Selain pemenuhan hak asasi manusia, Yuyun Indradi, Direktur Eksekutif Trend Asia, menyampaikan kekhawatirannya mengenai agenda pembangunan dari sisi sektor energi.

“Agenda pembangunan kita paradoks. Di satu sisi ingin membangun secara masif, tapi juga sangat mencemari lingkungan. Faktanya, pemenuhan energi di negeri kita masih didominasi oleh batu bara, yang kita tahu dari hulu ke hilir industrinya itu merusak lingkungan,” katanya.

Menurutnya, hal ini jelas menunjukkan belum ada komitmen serius dari pemerintah untuk penurunan emisi karbon secara nasional “Saya berani menyatakan kalau kebijakan emisi rendah karbon tidak menjadi arus utama dalam naskah RPJMN ini,” tegasnya.

Sementara itu, Nibras Fadhlillah dari Kiara mengamati bahwa naskah RPJMN yang ada justru mengalami kemunduran.

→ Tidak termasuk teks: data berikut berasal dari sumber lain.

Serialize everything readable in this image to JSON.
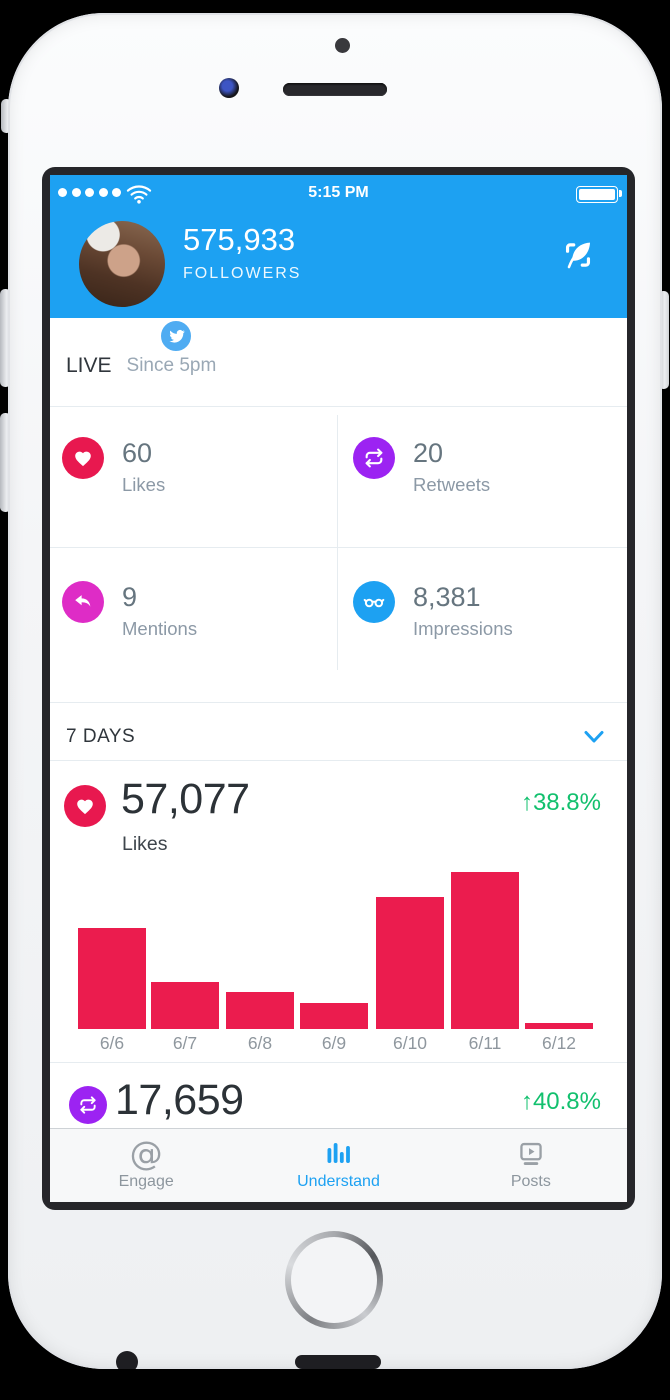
{
  "status_bar": {
    "time": "5:15 PM",
    "signal_dots": 5,
    "wifi_icon": "wifi-icon",
    "battery_icon": "battery-full-icon"
  },
  "header": {
    "followers_count": "575,933",
    "followers_label": "FOLLOWERS",
    "avatar": "profile-photo",
    "badge_icon": "twitter-bird-icon",
    "compose_icon": "compose-quill-icon"
  },
  "live": {
    "title": "LIVE",
    "subtitle": "Since 5pm"
  },
  "stats": {
    "items": [
      {
        "value": "60",
        "label": "Likes",
        "icon": "heart-icon",
        "color": "#e8184f"
      },
      {
        "value": "20",
        "label": "Retweets",
        "icon": "retweet-icon",
        "color": "#9c23f2"
      },
      {
        "value": "9",
        "label": "Mentions",
        "icon": "reply-icon",
        "color": "#de2cc6"
      },
      {
        "value": "8,381",
        "label": "Impressions",
        "icon": "glasses-icon",
        "color": "#1da1f2"
      }
    ]
  },
  "period_selector": {
    "label": "7 DAYS",
    "chevron_icon": "chevron-down-icon",
    "chevron_color": "#1da1f2"
  },
  "likes_metric": {
    "value": "57,077",
    "label": "Likes",
    "change_arrow": "↑",
    "change_value": "38.8%",
    "change_color": "#12c06e",
    "icon_color": "#e8184f"
  },
  "retweets_metric": {
    "value": "17,659",
    "change_arrow": "↑",
    "change_value": "40.8%",
    "change_color": "#12c06e",
    "icon_color": "#9c23f2"
  },
  "chart_data": {
    "type": "bar",
    "title": "Likes — 7 days",
    "categories": [
      "6/6",
      "6/7",
      "6/8",
      "6/9",
      "6/10",
      "6/11",
      "6/12"
    ],
    "values": [
      101,
      47,
      37,
      26,
      132,
      157,
      6
    ],
    "value_unit": "relative bar height (px, no y-axis shown)",
    "total": "57,077",
    "change": "+38.8%",
    "bar_color": "#eb1c4e",
    "grid": false,
    "legend": false
  },
  "tab_bar": {
    "tabs": [
      {
        "label": "Engage",
        "icon": "at-icon",
        "icon_glyph": "@",
        "active": false
      },
      {
        "label": "Understand",
        "icon": "bar-chart-icon",
        "active": true
      },
      {
        "label": "Posts",
        "icon": "posts-icon",
        "active": false
      }
    ],
    "active_color": "#1da1f2"
  },
  "colors": {
    "header_blue": "#1da1f2",
    "positive_green": "#12c06e",
    "divider": "#e6ecf0",
    "text_dark": "#2c3237",
    "text_gray": "#66757f",
    "label_gray": "#8c99a6"
  }
}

Khususnya, dalam hal keberlangsungan wilayah dan kehidupan masyarakat pesisir.

“Selama ini, proyek pembangunan yang dilakukan pemerintah di wilayah pesisir itu tidak menyejahterakan masyarakat pesisir. Pembangunan yang ada justru mengambil lahan-lahan yang menjadi wilayah tangkap nelayan,” ucap Nibras.

Ia juga menambahkan bahwa kemunduran RPJMN ini akan membuat masyarakat pesisir semakin terpinggirkan dari agenda pembangunan yang seharusnya meningkatkan kesejahteraan.

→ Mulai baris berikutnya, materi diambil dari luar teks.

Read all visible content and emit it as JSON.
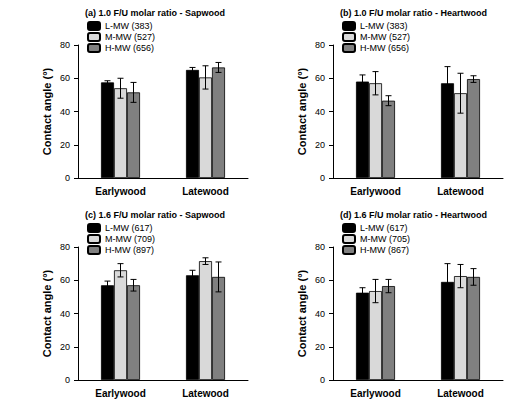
{
  "chart_data": [
    {
      "type": "bar",
      "title": "(a) 1.0 F/U molar ratio - Sapwood",
      "y_label": "Contact angle (°)",
      "categories": [
        "Earlywood",
        "Latewood"
      ],
      "series": [
        {
          "name": "L-MW (383)",
          "color": "#000000",
          "values": [
            57.5,
            65
          ],
          "errors": [
            1,
            1.5
          ]
        },
        {
          "name": "M-MW (527)",
          "color": "#d9d9d9",
          "values": [
            54,
            60.5
          ],
          "errors": [
            6,
            7
          ]
        },
        {
          "name": "H-MW (656)",
          "color": "#808080",
          "values": [
            51.5,
            66.5
          ],
          "errors": [
            6,
            3
          ]
        }
      ],
      "ylim": [
        0,
        80
      ],
      "yticks": [
        0,
        20,
        40,
        60,
        80
      ],
      "grid": false,
      "legend": "upper left"
    },
    {
      "type": "bar",
      "title": "(b) 1.0 F/U molar ratio - Heartwood",
      "y_label": "Contact angle (°)",
      "categories": [
        "Earlywood",
        "Latewood"
      ],
      "series": [
        {
          "name": "L-MW (383)",
          "color": "#000000",
          "values": [
            58,
            57
          ],
          "errors": [
            4,
            10
          ]
        },
        {
          "name": "M-MW (527)",
          "color": "#d9d9d9",
          "values": [
            57,
            51
          ],
          "errors": [
            7,
            12
          ]
        },
        {
          "name": "H-MW (656)",
          "color": "#808080",
          "values": [
            46.5,
            59.5
          ],
          "errors": [
            3,
            2
          ]
        }
      ],
      "ylim": [
        0,
        80
      ],
      "yticks": [
        0,
        20,
        40,
        60,
        80
      ],
      "grid": false,
      "legend": "upper left"
    },
    {
      "type": "bar",
      "title": "(c) 1.6 F/U molar ratio - Sapwood",
      "y_label": "Contact angle (°)",
      "categories": [
        "Earlywood",
        "Latewood"
      ],
      "series": [
        {
          "name": "L-MW (617)",
          "color": "#000000",
          "values": [
            57,
            63
          ],
          "errors": [
            2.5,
            3
          ]
        },
        {
          "name": "M-MW (709)",
          "color": "#d9d9d9",
          "values": [
            66,
            71.5
          ],
          "errors": [
            4,
            2
          ]
        },
        {
          "name": "H-MW (897)",
          "color": "#808080",
          "values": [
            57,
            62
          ],
          "errors": [
            3.5,
            9
          ]
        }
      ],
      "ylim": [
        0,
        80
      ],
      "yticks": [
        0,
        20,
        40,
        60,
        80
      ],
      "grid": false,
      "legend": "upper left"
    },
    {
      "type": "bar",
      "title": "(d) 1.6 F/U molar ratio - Heartwood",
      "y_label": "Contact angle (°)",
      "categories": [
        "Earlywood",
        "Latewood"
      ],
      "series": [
        {
          "name": "L-MW (617)",
          "color": "#000000",
          "values": [
            52.5,
            59
          ],
          "errors": [
            3,
            11
          ]
        },
        {
          "name": "M-MW (705)",
          "color": "#d9d9d9",
          "values": [
            53.5,
            62.5
          ],
          "errors": [
            7,
            7
          ]
        },
        {
          "name": "H-MW (867)",
          "color": "#808080",
          "values": [
            56.5,
            62
          ],
          "errors": [
            4,
            5
          ]
        }
      ],
      "ylim": [
        0,
        80
      ],
      "yticks": [
        0,
        20,
        40,
        60,
        80
      ],
      "grid": false,
      "legend": "upper left"
    }
  ]
}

“Ke depan seharusnya ketika pemerintah berbicara bagaimana pembangunan infrastruktur dilakukan dengan besar-besaran, potensi penyelewengan dan korupsinya juga besar, maka seharusnya juga dilakukan pengawasan besar-besaran termasuk di internal,” ujar Tama Satya Langkun dari ICW.

Rekomendasi:

  • RPJMN 2020-2024 perlu disusun dengan pendekatan pembangunan yang berbasis hak asasi sesuai dengan hak-hak yang dijamin dalam UUD 1945 dan hukum HAM internasional.
  • Orientasi pembangunan nasional harus diarahkan untuk mencapai kesejahteraan masyarakat. Agenda pembangunan harus mampu melihat kepentingan masyarakat secara luas dan perlindungan HAM bagi masyarakat miskin dan marjinal, minoritas dan kelompok rentan, sosial, dan lingkungan hidup.
  • Memperkuat partisipasi dan akses warga dalam proses pengambilan kebijakan pembangunan.